Dimanche 22 octobre 2006 7 22 /10 /2006 00:00

Est-ce que tu penses ce que tu dis ? Sais-tu à quel point ça fait mal d’entendre ça ? Sais-tu qui je suis ? Cette question est stupide, comment peux-tu savoir ce que moi-même je n’ai pas encore appris de moi ? Tu n’as pas eu de père, de modèle et en cela je comprends tes réactions, tes problèmes. Tu n’as pas eu de référence pour m’élever, me faire grandir, mais vois-tu les références que tu me donnes ?

Pour toi, le fait que mes résultats en cours chutent, parce que je regarde Bichette à la télé, parce que je fais partie de l’atelier d’écriture, te fait hurler de tout ton corps, mais tu l’as tu. Peut-être que cet atelier me permet, me permettait de m’exprimer, de montrer aux autres cette partie de moi que je connais, que je découvre. La connais-tu au moins cette partie ? Sais-tu ce que je ressens lorsque je suis en face de toi et que tu me parles si froidement ? Mais tu restes celui qui m’a élevé, tu es mon père, je suis ton FILS. Alors pourquoi ces mots ? Et je suis seul à réfléchir, assis dans ma propre tête regardant tout ce qu’il s’est passé entre nous, je ne vois à l’écran que des conflits, des disputes, des brimades, des coups parfois. Pourtant je sais que nous avons de bons souvenirs en commun, je sais que nous avons vécu ensemble des périodes heureuses. Mais je n’arrive plus à les trouver, à les discerner, ils sont dans le brouillard de tes cris, des miens, de mes larmes, de ta déception.

Tu veux me faire vivre dans des conditions que je ne peux pas supporter, tu me proposes de vivre dans une prison, la maison, la chambre, le lycée, la piscine, mon corps. Les gens que je vois sont peu fréquentables, sais-tu combien de gens je, ou plutôt, ils sauvent ? Je ne suis d’ailleurs plus très sûr d’être humain. Ce soir je m’en vais, d’une manière ou d’une autre je pars. Pas pour te faire mal, pas pour faire mal à Maman ou à Nathalie. Tu vois, je m’en vais, mais je suis toujours ton fils, je suis encore là pour l’écrire. Tu penses que je ne me remets jamais en question mais es-tu télépathe ? Sais-tu à quel point je doute ? Sais-tu toutes les questions qui restent bloquées dans ma tête ? Sais-tu ce que je dois supporter la nuit quand vous dormez paisiblement ? Tu me répètes que j’ai passé l’âge de regarder Bichette, que les vampires n’existent pas. As-tu songé une seule fois que tu pouvais avoir tort ? Si les vampires existaient ? Certes ceux que Bichette tue ne ressemblent en rien à ceux qui existeraient mais penses-y, pense aux horreurs que je vis chaque nuit.

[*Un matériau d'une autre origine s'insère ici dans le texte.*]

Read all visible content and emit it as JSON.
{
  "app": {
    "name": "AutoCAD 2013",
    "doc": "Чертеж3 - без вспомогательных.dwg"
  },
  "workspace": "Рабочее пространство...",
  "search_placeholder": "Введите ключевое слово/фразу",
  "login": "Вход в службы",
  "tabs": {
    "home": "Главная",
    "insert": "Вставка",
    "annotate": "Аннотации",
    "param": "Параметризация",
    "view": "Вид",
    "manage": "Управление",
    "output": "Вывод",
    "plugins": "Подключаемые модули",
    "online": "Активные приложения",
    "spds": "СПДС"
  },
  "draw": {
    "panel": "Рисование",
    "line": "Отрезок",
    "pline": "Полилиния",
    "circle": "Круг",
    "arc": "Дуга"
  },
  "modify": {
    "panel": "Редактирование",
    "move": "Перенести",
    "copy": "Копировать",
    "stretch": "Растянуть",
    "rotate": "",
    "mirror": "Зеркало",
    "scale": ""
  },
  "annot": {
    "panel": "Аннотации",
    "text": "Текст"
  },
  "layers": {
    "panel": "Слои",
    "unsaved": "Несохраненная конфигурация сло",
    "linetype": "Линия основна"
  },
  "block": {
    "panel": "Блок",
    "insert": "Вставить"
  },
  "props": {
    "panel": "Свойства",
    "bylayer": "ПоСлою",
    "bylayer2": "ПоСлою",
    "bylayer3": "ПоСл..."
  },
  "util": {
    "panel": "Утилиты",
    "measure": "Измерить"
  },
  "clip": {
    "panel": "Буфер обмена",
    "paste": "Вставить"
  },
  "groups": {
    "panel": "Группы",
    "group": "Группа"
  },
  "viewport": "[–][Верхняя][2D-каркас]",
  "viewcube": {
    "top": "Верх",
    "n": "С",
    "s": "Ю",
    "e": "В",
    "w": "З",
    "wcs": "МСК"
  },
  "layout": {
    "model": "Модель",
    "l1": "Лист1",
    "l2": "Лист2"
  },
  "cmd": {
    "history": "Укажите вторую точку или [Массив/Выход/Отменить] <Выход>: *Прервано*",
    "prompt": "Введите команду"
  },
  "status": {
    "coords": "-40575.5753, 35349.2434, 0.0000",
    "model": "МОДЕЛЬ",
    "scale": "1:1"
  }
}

Je pars parce que je pense que tu ne me comprends pas, peux-tu le faire ? Je dois te garder hors de ma vie nocturne, pour ton bien. Ton rôle de père en est quasiment floué, tu perds tes repères peut-être ? Les miens se sont tous effondrés en même temps. Pour tout le mal que j’ai causé, que je provoque, que je vais engendrer, je m’excuse, c’est tout ce que je peux faire. Au Revoir. Je t’aime, je vous aime.